Mcapitata Development 16S Analysis in QIIME2 (Part 3)

This post details QC and QIIME analysis for the 16S analysis adapted from the pipeline developed by Emma Strand.

16S QC and Analysis in QIIME2

Steps #6-7 in Part 2 post

In previous post, I created metadata, prepared the environment, and loaded data into a QIIME artifact.

Next we can proceed with cleaning and QC in QIIME following E Strand analysis post.

8. Denoising with DADA2

ssh -l ashuffmyer ssh3.hac.uri.edu
cd /data/putnamlab/ashuffmyer/AH_MCAP_16S

cd scripts
nano denoise.sh

We are using the following parameters based on MultiQC report of 16S data.

P-trim values are based on primer length:

  • p-trim-left-r 20 (reverse is 20 bp long)
  • p-trim-left-f 19 (forward is 19 bp long)

` –p-trim-left-r 20 –p-trim-left-f 19 `

The code does not include these primer trimming parameters because our sequences were returned without primers

Information for our sequencing run is here. We used the V4 primer region.

P-truncate values are based on where the mean quality scores of R1 and R2 files start to decrease seen in the MultiQC report:

  • p-trunc-len-r 282
  • p-trunc-len-f 282

Forward sequences: forward

Reverse sequences:
reverse

Create a script to run denoising step with these parameters.

mkdir processed_data

Move data produced in step 7 to the raw_data folder.
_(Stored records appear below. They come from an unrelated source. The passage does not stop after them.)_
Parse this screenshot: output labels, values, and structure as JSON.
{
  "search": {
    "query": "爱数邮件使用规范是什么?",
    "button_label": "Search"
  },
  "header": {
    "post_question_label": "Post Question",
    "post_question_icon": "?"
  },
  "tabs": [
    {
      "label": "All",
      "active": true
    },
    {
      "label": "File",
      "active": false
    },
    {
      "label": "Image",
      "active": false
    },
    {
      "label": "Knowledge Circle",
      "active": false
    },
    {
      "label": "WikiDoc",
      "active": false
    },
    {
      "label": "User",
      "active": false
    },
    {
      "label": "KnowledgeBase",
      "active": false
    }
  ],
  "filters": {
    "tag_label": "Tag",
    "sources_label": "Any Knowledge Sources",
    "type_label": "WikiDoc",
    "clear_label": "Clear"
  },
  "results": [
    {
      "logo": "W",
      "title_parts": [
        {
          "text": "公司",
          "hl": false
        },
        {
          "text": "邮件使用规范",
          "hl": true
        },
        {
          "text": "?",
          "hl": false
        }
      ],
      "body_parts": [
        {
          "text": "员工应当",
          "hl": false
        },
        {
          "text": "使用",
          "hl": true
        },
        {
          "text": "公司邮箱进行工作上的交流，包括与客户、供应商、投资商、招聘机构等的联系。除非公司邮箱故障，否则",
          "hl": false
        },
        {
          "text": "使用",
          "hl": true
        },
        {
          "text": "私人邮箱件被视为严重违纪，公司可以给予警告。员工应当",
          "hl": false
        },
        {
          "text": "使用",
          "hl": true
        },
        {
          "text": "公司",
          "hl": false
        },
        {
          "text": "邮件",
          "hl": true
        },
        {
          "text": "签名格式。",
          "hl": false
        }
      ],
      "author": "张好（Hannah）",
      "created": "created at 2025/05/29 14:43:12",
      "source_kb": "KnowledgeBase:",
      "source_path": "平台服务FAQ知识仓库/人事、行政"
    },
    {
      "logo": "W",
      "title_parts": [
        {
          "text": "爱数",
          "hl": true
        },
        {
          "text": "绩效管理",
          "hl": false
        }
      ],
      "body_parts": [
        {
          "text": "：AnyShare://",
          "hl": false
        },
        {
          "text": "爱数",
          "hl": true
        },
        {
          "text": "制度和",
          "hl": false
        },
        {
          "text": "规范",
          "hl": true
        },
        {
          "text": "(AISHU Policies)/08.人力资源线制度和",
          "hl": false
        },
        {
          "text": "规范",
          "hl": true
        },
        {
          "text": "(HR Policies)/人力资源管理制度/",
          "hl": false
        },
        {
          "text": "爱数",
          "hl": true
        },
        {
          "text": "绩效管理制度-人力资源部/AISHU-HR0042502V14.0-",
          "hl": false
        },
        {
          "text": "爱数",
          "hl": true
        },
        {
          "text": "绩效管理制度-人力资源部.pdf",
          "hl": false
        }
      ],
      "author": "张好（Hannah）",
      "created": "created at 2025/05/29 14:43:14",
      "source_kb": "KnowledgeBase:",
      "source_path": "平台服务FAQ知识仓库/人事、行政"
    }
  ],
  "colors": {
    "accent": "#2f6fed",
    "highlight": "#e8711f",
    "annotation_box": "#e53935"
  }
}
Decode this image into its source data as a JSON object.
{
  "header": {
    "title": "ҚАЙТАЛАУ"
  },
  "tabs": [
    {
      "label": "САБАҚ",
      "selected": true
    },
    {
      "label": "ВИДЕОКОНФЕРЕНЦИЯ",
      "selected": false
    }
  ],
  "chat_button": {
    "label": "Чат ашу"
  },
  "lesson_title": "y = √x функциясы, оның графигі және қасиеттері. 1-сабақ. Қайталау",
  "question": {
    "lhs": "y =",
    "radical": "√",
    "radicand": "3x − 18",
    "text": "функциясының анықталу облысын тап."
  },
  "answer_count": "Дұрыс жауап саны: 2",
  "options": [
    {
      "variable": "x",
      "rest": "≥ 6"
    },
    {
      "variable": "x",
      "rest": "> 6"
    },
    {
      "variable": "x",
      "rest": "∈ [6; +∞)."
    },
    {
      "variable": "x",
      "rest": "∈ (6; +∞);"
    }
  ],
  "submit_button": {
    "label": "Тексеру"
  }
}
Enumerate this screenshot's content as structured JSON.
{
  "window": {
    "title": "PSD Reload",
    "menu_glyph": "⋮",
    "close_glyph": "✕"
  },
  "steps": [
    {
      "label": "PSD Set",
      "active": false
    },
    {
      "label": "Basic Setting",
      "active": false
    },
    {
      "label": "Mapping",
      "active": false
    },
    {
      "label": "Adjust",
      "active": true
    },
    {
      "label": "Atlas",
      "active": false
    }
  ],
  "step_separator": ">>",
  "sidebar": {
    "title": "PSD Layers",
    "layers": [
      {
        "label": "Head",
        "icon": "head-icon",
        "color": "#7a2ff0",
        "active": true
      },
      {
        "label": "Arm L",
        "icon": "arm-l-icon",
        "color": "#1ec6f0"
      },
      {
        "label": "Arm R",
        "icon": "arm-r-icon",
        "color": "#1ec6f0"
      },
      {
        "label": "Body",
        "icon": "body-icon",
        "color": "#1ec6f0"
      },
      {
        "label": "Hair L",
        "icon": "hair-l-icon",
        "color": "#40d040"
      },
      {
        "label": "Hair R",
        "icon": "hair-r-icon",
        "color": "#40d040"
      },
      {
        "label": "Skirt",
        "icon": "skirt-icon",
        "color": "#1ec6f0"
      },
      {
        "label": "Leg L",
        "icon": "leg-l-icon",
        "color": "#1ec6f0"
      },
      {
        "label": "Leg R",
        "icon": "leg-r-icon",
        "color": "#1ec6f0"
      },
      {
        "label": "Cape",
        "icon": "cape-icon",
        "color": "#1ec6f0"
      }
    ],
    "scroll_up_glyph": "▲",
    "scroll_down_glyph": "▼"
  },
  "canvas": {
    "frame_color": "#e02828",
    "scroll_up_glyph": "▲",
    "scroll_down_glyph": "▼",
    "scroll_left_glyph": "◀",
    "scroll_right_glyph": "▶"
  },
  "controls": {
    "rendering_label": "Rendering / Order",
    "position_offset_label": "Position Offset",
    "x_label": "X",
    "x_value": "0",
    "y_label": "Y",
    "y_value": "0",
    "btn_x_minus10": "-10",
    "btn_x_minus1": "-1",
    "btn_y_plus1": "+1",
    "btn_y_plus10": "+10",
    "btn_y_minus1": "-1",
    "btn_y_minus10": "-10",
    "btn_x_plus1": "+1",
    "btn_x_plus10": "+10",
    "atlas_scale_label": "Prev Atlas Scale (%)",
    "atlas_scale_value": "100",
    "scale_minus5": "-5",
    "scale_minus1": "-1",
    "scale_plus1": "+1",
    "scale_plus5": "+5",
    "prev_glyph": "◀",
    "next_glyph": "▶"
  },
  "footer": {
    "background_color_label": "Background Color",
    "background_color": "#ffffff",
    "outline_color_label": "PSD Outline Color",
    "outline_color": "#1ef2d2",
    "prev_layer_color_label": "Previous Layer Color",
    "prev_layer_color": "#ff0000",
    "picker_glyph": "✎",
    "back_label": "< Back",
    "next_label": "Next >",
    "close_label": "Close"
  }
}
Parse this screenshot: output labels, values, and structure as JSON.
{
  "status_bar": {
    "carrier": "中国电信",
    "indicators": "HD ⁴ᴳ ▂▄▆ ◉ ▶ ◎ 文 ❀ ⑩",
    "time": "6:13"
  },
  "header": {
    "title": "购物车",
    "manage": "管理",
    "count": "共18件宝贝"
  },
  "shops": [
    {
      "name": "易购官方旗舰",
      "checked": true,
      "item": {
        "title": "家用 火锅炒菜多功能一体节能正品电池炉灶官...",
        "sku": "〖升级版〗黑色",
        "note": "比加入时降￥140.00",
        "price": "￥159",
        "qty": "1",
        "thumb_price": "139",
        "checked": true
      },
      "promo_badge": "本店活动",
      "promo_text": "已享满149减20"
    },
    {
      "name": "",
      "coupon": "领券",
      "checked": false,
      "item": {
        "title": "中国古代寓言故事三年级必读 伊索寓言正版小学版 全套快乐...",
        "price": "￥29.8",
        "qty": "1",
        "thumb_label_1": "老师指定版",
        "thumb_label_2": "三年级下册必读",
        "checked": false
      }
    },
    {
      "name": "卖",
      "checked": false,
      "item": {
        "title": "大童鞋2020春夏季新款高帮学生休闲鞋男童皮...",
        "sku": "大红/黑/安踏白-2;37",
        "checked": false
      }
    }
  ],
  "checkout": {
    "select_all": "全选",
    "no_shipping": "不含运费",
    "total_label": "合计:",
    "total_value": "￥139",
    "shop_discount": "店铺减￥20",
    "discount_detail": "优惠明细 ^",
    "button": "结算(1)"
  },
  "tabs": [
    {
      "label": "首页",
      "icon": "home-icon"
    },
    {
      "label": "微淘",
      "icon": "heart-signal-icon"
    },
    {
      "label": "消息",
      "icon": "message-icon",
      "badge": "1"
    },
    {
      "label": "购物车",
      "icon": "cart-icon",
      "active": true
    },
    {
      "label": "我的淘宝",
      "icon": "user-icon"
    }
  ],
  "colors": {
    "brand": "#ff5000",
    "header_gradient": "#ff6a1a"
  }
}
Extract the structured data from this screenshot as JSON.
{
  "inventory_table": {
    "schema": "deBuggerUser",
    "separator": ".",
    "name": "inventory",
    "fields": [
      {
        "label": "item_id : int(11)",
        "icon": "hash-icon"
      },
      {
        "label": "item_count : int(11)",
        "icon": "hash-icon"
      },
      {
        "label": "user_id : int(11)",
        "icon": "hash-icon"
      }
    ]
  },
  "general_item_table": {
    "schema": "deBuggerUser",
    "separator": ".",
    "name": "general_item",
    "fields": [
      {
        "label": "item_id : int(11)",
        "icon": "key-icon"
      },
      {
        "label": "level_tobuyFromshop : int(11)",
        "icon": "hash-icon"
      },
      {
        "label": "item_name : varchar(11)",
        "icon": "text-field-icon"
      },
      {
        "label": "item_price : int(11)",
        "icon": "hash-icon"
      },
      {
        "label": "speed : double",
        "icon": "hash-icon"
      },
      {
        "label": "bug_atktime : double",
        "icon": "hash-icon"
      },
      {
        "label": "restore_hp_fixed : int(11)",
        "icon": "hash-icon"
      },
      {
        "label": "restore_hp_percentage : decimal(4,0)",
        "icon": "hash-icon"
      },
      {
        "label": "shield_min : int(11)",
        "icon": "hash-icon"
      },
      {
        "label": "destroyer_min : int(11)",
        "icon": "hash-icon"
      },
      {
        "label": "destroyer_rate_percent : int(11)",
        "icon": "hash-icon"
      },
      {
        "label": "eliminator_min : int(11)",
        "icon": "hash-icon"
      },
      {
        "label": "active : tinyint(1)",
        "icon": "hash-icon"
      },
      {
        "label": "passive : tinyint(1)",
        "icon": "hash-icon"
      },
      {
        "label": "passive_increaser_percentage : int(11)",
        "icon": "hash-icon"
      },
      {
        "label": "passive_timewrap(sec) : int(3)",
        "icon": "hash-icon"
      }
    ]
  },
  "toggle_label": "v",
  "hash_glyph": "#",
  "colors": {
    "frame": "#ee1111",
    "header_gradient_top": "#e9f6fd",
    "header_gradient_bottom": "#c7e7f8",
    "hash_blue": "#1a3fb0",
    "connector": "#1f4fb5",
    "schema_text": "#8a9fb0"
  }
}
mv AH-MCAP-16S-paired-end-sequences1.qza raw_data/AH-MCAP-16S-paired-end-sequences1.qza

Other commands used in the script are as follows:

  • --i-demultiplexed-seqs followed by the sequences artifact to be denoised
  • --p-trunc-len-f INTEGER: position to be truncated due to decreased quality. This truncates the 3’ end of sequences which are the bases that were sequenced in the last cycles. On the forward read.
  • --p-trunc-len-r INTEGER: same as above but on the reverse read.
  • p-trim-left-f INTEGER: Position at which forward read sequences should be trimmed due to low quality. This trims the 5’ end of the input sequences, which will be the bases that were sequenced in the first cycles.
  • p-trim-left-r INTEGER: Position at which reverse read sequences should be trimmed due to low quality. This trims the 5’ end of the input sequences, which will be the bases that were sequenced in the first cycles.
  • o-table: The resulting feature table.
  • o-representative-sequences: The resulting feature sequences. Each feature in the feature table will be represented by exactly one sequence, and these sequences will be the joined paired-end sequences.
  • o-denoising-stats: SampleData[DADA2Stats]
  • p-n-threads: The number of threads to use for multithreaded processing. If 0 is provided, all available cores will be used.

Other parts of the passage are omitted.